Well, actually she might not have, but that's one of the perks of her no longer being alive.  I can do whatever I want on Mother's Day or any other day.  

One of the highlights of Miami was having the chance to break a wooden board with my fist.  I was afraid I couldn't do it, but I faced my fears and broke it into three parts.  It was fantastic! 

Tuesday, May 4, 2010


I had an interesting weekend, working in the "back row" of the Mastery at Friends In Deed.  It was more of a learning experience this time, as I took more notes, but it was also a privilege to be in the room with such courage, as people really exposed themselves, their pain, their stories.  And I had a few moments of some emotional melting down, all in the service of feeling the feelings, rather than blocking them.  
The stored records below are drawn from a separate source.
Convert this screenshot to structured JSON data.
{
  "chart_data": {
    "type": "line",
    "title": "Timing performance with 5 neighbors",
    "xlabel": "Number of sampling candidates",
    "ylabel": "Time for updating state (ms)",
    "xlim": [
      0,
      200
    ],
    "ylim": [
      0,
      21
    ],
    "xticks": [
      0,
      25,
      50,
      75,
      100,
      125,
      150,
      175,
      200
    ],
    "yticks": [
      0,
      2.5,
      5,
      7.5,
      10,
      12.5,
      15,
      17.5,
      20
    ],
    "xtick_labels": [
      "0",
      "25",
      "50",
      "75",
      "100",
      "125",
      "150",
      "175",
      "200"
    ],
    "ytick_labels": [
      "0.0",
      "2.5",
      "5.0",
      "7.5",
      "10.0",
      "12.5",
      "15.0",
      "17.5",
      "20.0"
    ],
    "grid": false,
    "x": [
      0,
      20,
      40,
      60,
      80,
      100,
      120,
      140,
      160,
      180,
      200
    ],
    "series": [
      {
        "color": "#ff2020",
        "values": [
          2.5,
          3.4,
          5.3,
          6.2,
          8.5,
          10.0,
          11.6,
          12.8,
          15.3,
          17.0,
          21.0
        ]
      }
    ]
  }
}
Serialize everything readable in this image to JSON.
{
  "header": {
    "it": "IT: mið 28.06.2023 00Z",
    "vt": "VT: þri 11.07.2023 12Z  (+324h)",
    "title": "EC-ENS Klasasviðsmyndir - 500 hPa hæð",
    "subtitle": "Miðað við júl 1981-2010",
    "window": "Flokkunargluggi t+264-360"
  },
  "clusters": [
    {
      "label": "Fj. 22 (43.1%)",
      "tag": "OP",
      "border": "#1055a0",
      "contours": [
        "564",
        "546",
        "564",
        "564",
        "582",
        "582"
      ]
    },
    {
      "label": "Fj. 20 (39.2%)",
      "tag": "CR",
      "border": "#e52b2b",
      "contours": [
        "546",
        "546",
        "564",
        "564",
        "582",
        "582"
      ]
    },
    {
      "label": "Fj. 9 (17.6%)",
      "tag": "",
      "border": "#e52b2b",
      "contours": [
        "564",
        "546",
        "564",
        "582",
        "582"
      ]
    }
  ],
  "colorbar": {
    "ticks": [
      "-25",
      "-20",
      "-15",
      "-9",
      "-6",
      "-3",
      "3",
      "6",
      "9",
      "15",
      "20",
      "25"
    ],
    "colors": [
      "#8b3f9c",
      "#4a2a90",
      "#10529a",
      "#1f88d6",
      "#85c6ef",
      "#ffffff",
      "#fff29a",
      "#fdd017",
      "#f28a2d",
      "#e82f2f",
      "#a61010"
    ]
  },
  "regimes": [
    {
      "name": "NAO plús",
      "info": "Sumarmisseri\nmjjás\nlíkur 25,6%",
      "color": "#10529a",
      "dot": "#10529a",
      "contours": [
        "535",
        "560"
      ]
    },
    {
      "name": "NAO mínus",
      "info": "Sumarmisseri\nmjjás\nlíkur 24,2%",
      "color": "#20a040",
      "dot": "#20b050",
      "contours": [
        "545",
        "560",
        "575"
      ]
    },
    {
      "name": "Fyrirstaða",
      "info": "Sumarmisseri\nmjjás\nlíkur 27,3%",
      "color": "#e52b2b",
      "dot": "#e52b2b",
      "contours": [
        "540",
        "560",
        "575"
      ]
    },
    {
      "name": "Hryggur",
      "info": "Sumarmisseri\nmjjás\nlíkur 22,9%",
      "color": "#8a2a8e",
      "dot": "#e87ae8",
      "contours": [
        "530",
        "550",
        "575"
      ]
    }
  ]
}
This morning, I was reading Pema Chodron and wanted to include this very introductory section from "The Wisdom of No Escape" which was one of her earliest works.  I think it's worth re-reading often.

“When people start to meditate, or to work with any kind of spiritual discipline, they often think that somehow they are going to improve, which is sort of a subtle aggression against who they really are.  It’s like saying, ‘If I jog, I’ll be a much better person.’ ‘If I could only get a nicer house, I’d be a better person.’ ‘If I could meditate and calm down, I’d be a better person.’  Or the scenario may be that they find fault with others; they might say, ‘If it weren’t for my husband, I’d have a perfect marriage.’  ‘If it weren’t for the fact that my boss and I can’t get along, my job would be just great.’  And ‘If it weren’t for my mind, my meditation would be excellent.’
But loving-kindness, or maĆ®tri, toward ourselves doesn’t mean getting rid of anything.  Maitri says we can still be crazy all these years. We can still be angry after all these years.  We can still be timid or jealous or full of feelings of unworthiness.  The point is not to try to change ourselves.  Meditation practice isn’t about trying to throw ourselves away and become something better.  It’s about befriending who we are already.  The ground of practice is you or me or whoever we are right now, just as we are.  That’s the ground, that’s what we study, that’s what we come to know with tremendous curiosity and interest.”